Though he was finally beginning to receive a little of the recognition he longed for all his life, it came too late to pull him from his downward spiral and 70 days after his release from Saint Remy, he tragically took his own life. His last words were reportedly, "The sadness will last forever."

**Note: In the song, there is an historical inaccuracy in the first verse. "Look out on a summer's day..." This would have been impossible for him to do since at the time The Starry Night was painted he was confined to the mental institution and had nothing more but a small, barred porthole for a window.



"Vincent (Starry Starry Night)" - Don Mclean, 1971



~information found swirling around all over the internet, and cool places like this:

http://www.vangoghgallery.com/painting/starrynightlyrics.html

4 comments:

Beth in NC said...

Oh cool, thanks for bringing that song back to my memory. I used to love it and haven't heard it in MANY years. Those are some series lyrics aren't they?

Thanks!
Beth

LivingDedGrrl said...

Yes they are. So sad, too.

I'm not much of an art person. I'm a musician, but I really don't like visual arts. I could be done with the Louvre in about 15 minutes.
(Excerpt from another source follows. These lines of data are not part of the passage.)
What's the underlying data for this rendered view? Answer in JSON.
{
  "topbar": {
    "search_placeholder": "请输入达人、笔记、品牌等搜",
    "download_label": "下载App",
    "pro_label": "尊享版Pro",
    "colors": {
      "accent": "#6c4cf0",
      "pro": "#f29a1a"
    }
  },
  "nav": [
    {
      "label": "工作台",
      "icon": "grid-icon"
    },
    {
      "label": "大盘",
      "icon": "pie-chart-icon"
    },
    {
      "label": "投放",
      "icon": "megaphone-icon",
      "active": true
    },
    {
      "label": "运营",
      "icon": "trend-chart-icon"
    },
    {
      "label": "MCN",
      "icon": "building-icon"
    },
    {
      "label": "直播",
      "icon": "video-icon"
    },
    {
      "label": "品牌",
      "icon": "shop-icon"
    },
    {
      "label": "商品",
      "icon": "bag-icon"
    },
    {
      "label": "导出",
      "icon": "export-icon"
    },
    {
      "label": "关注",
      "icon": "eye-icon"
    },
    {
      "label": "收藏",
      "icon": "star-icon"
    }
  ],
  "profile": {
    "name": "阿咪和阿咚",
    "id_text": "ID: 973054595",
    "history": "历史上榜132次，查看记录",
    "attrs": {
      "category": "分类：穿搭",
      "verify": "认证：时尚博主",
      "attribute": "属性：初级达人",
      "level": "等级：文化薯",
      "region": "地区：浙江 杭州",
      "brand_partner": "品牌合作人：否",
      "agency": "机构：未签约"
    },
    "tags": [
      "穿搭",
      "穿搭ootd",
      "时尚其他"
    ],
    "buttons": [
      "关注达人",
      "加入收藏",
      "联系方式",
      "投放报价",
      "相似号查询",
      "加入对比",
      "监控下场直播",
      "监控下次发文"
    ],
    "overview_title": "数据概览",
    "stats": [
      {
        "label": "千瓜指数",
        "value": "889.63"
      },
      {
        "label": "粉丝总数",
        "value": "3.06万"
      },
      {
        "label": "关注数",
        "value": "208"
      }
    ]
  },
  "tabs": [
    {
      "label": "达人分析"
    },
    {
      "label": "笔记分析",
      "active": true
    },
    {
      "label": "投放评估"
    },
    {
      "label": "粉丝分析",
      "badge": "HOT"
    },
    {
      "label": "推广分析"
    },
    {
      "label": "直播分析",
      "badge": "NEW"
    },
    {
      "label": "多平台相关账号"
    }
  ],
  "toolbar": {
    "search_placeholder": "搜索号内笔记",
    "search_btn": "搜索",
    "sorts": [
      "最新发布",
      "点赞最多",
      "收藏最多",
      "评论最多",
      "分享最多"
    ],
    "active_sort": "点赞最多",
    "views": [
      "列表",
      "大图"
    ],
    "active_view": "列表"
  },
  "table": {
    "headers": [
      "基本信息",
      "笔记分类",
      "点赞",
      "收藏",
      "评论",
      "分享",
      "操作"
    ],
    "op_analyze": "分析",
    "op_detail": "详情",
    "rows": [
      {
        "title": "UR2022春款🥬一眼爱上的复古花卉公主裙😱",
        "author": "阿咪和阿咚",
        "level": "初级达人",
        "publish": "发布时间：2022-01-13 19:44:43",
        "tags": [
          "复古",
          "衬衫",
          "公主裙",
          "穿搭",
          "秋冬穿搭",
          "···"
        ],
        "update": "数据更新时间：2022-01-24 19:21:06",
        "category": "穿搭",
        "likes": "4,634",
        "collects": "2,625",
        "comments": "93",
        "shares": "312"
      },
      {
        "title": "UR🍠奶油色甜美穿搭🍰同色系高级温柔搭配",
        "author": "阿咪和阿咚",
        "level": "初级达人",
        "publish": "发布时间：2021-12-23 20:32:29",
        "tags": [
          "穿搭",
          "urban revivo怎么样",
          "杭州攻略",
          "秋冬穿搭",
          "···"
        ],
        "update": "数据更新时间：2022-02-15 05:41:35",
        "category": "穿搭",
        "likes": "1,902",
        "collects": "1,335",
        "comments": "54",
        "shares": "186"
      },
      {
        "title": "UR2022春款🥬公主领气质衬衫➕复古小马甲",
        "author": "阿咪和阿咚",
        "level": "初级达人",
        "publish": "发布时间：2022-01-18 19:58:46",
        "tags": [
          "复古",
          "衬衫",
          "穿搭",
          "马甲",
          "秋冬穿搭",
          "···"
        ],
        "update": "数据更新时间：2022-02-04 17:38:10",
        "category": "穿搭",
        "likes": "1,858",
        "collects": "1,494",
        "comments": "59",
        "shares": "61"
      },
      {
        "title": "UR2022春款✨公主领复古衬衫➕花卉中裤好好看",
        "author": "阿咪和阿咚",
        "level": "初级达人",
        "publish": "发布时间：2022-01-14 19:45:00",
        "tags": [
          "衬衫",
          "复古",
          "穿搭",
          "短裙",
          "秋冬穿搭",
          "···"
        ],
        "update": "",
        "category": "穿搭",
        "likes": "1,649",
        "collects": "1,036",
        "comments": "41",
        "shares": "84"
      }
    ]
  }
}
But I have a "thing" about Van Gogh. It's weird. I could stare at his works all day. I like his stuff, even though I don't know why. I have always liked his paintings even when I didn't know they were his. His are really the only paintings I truly enjoy. I would look at his paintings and I was like "I get it!". They always "felt" kind of sad (but in a weird way) to me...and then I found out that all the paintings I was really liking were all painted by the same guy, and that was before I even knew his story.

Fong-er-fei (鳳兒飛) said...

Your blogs are very detail!

LivingDedGrrl said...

(formerly LivingDedGrrl) Thank you. I enjoy doing them because I'm learning, too.